Den Geldwert eines Geschenkes können jüngere Kinder kaum erfassen, die Gefahr der Überforderung droht eher durch ein mengenmäßiges Zuviel. Es ist auch nicht so, dass jeder Wunsch erfüllt werden muss. „Als Eltern kann man sich gegen Dinge, die man partout nicht schenken will, wehren. Eltern dürfen auch Grenzen ziehen und dann durchstehen, dass es das Gewünschte nicht gibt“, sagt Holzer-Breid.

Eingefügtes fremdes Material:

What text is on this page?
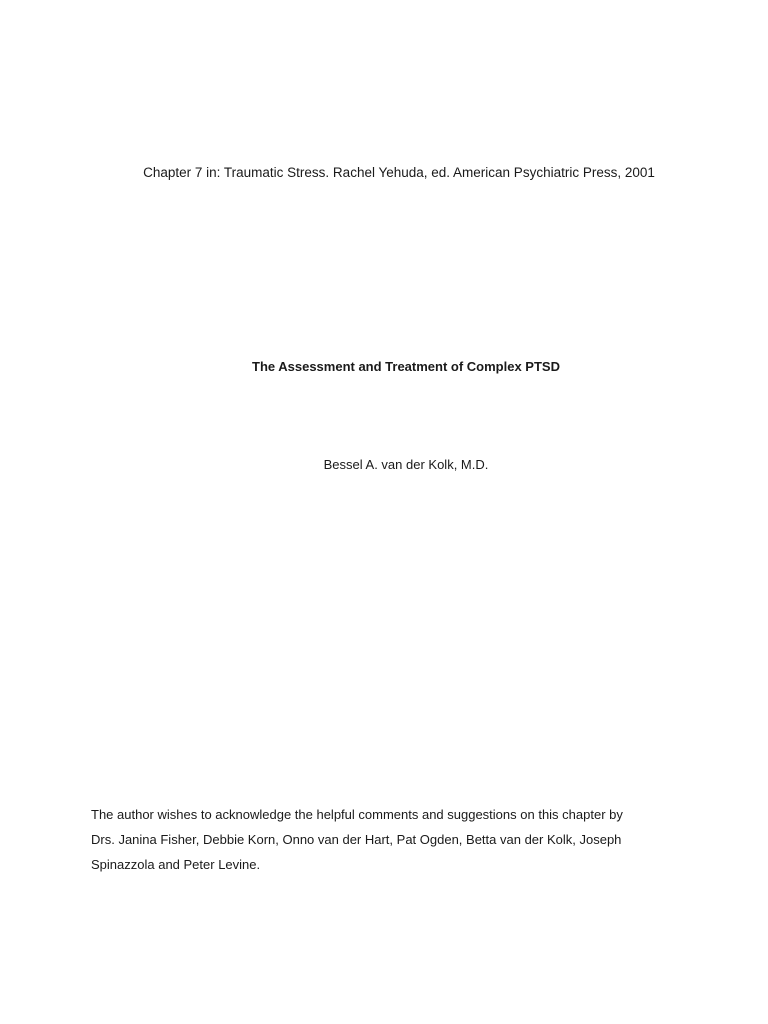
Chapter 7 in: Traumatic Stress. Rachel Yehuda, ed. American Psychiatric Press, 2001
The Assessment and Treatment of Complex PTSD
Bessel A. van der Kolk, M.D.
The author wishes to acknowledge the helpful comments and suggestions on this chapter by
Drs. Janina Fisher, Debbie Korn, Onno van der Hart, Pat Ogden, Betta van der Kolk, Joseph
Spinazzola and Peter Levine.
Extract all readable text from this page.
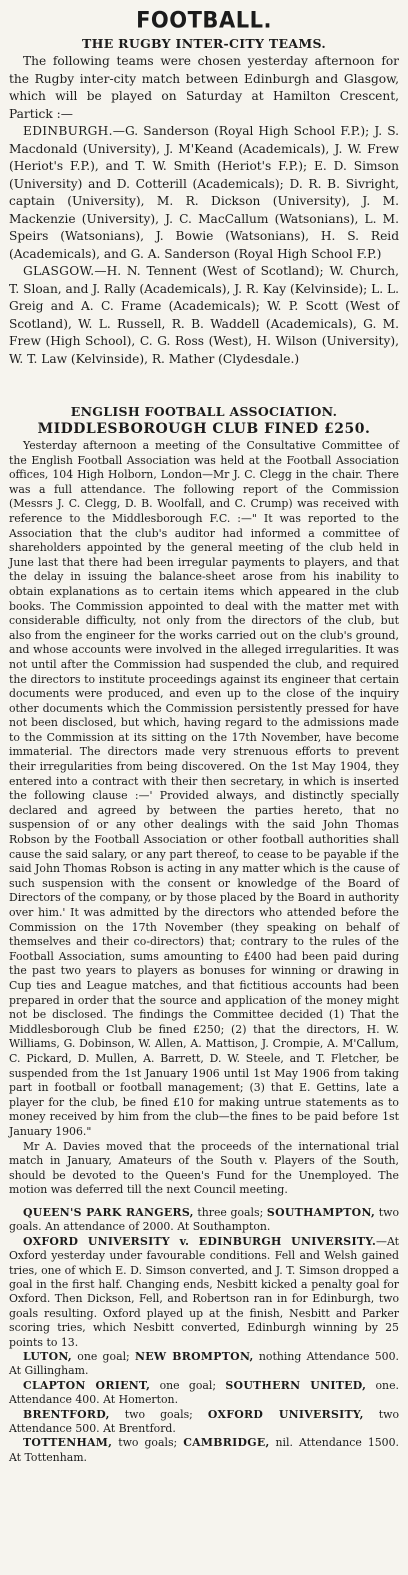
FOOTBALL.
THE RUGBY INTER-CITY TEAMS.

The following teams were chosen yesterday afternoon for the Rugby inter-city match between Edinburgh and Glasgow, which will be played on Saturday at Hamilton Crescent, Partick :—

EDINBURGH.—G. Sanderson (Royal High School F.P.); J. S. Macdonald (University), J. M'Keand (Academicals), J. W. Frew (Heriot's F.P.), and T. W. Smith (Heriot's F.P.); E. D. Simson (University) and D. Cotterill (Academicals); D. R. B. Sivright, captain (University), M. R. Dickson (University), J. M. Mackenzie (University), J. C. MacCallum (Watsonians), L. M. Speirs (Watsonians), J. Bowie (Watsonians), H. S. Reid (Academicals), and G. A. Sanderson (Royal High School F.P.)

GLASGOW.—H. N. Tennent (West of Scotland); W. Church, T. Sloan, and J. Rally (Academicals), J. R. Kay (Kelvinside); L. L. Greig and A. C. Frame (Academicals); W. P. Scott (West of Scotland), W. L. Russell, R. B. Waddell (Academicals), G. M. Frew (High School), C. G. Ross (West), H. Wilson (University), W. T. Law (Kelvinside), R. Mather (Clydesdale.)

ENGLISH FOOTBALL ASSOCIATION.
MIDDLESBOROUGH CLUB FINED £250.

Yesterday afternoon a meeting of the Consultative Committee of the English Football Association was held at the Football Association offices, 104 High Holborn, London—Mr J. C. Clegg in the chair. There was a full attendance. The following report of the Commission (Messrs J. C. Clegg, D. B. Woolfall, and C. Crump) was received with reference to the Middlesborough F.C. :—" It was reported to the Association that the club's auditor had informed a committee of shareholders appointed by the general meeting of the club held in June last that there had been irregular payments to players, and that the delay in issuing the balance-sheet arose from his inability to obtain explanations as to certain items which appeared in the club books. The Commission appointed to deal with the matter met with considerable difficulty, not only from the directors of the club, but also from the engineer for the works carried out on the club's ground, and whose accounts were involved in the alleged irregularities. It was not until after the Commission had suspended the club, and required the directors to institute proceedings against its engineer that certain documents were produced, and even up to the close of the inquiry other documents which the Commission persistently pressed for have not been disclosed, but which, having regard to the admissions made to the Commission at its sitting on the 17th November, have become immaterial. The directors made very strenuous efforts to prevent their irregularities from being discovered. On the 1st May 1904, they entered into a contract with their then secretary, in which is inserted the following clause :—' Provided always, and distinctly specially declared and agreed by between the parties hereto, that no suspension of or any other dealings with the said John Thomas Robson by the Football Association or other football authorities shall cause the said salary, or any part thereof, to cease to be payable if the said John Thomas Robson is acting in any matter which is the cause of such suspension with the consent or knowledge of the Board of Directors of the company, or by those placed by the Board in authority over him.' It was admitted by the directors who attended before the Commission on the 17th November (they speaking on behalf of themselves and their co-directors) that; contrary to the rules of the Football Association, sums amounting to £400 had been paid during the past two years to players as bonuses for winning or drawing in Cup ties and League matches, and that fictitious accounts had been prepared in order that the source and application of the money might not be disclosed. The findings the Committee decided (1) That the Middlesborough Club be fined £250; (2) that the directors, H. W. Williams, G. Dobinson, W. Allen, A. Mattison, J. Crompie, A. M'Callum, C. Pickard, D. Mullen, A. Barrett, D. W. Steele, and T. Fletcher, be suspended from the 1st January 1906 until 1st May 1906 from taking part in football or football management; (3) that E. Gettins, late a player for the club, be fined £10 for making untrue statements as to money received by him from the club—the fines to be paid before 1st January 1906."

Mr A. Davies moved that the proceeds of the international trial match in January, Amateurs of the South v. Players of the South, should be devoted to the Queen's Fund for the Unemployed. The motion was deferred till the next Council meeting.

QUEEN'S PARK RANGERS, three goals; SOUTHAMPTON, two goals. An attendance of 2000. At Southampton.

OXFORD UNIVERSITY v. EDINBURGH UNIVERSITY.—At Oxford yesterday under favourable conditions. Fell and Welsh gained tries, one of which E. D. Simson converted, and J. T. Simson dropped a goal in the first half. Changing ends, Nesbitt kicked a penalty goal for Oxford. Then Dickson, Fell, and Robertson ran in for Edinburgh, two goals resulting. Oxford played up at the finish, Nesbitt and Parker scoring tries, which Nesbitt converted, Edinburgh winning by 25 points to 13.

LUTON, one goal; NEW BROMPTON, nothing Attendance 500. At Gillingham.

CLAPTON ORIENT, one goal; SOUTHERN UNITED, one. Attendance 400. At Homerton.

BRENTFORD, two goals; OXFORD UNIVERSITY, two Attendance 500. At Brentford.

TOTTENHAM, two goals; CAMBRIDGE, nil. Attendance 1500. At Tottenham.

Katharina Strasser empfiehlt, auch das Auspacken achtsam zu gestalten: „Jeweils einer packt aus, die anderen schauen aufmerksam zu.“
Schenken macht glücklich und zufrieden
Dass Schenken glücklicher und zufriedener macht als beschenkt zu werden, ist das Ergebnis zahlreicher Studien. „Eltern müssen also aufpassen, sich nicht nur davon leiten zu lassen. Auch ihr Bedürfnis, ihren Kindern etwas zu schenken, kann nicht maßlos befriedigt werden“. sagt die Psychologin. Damit auch Kinder das positive Gefühl des Schenkens spüren können, könne zum Beispiel gemeinsam Spielzeug oder Gewand aussortiert und für Sozialaktionen gespendet werden. „Das sind Erfahrungen, die auch das Kind stärken. Für die Eltern ist es eine Möglichkeit, Werte weiterzugeben“, so die Expertin.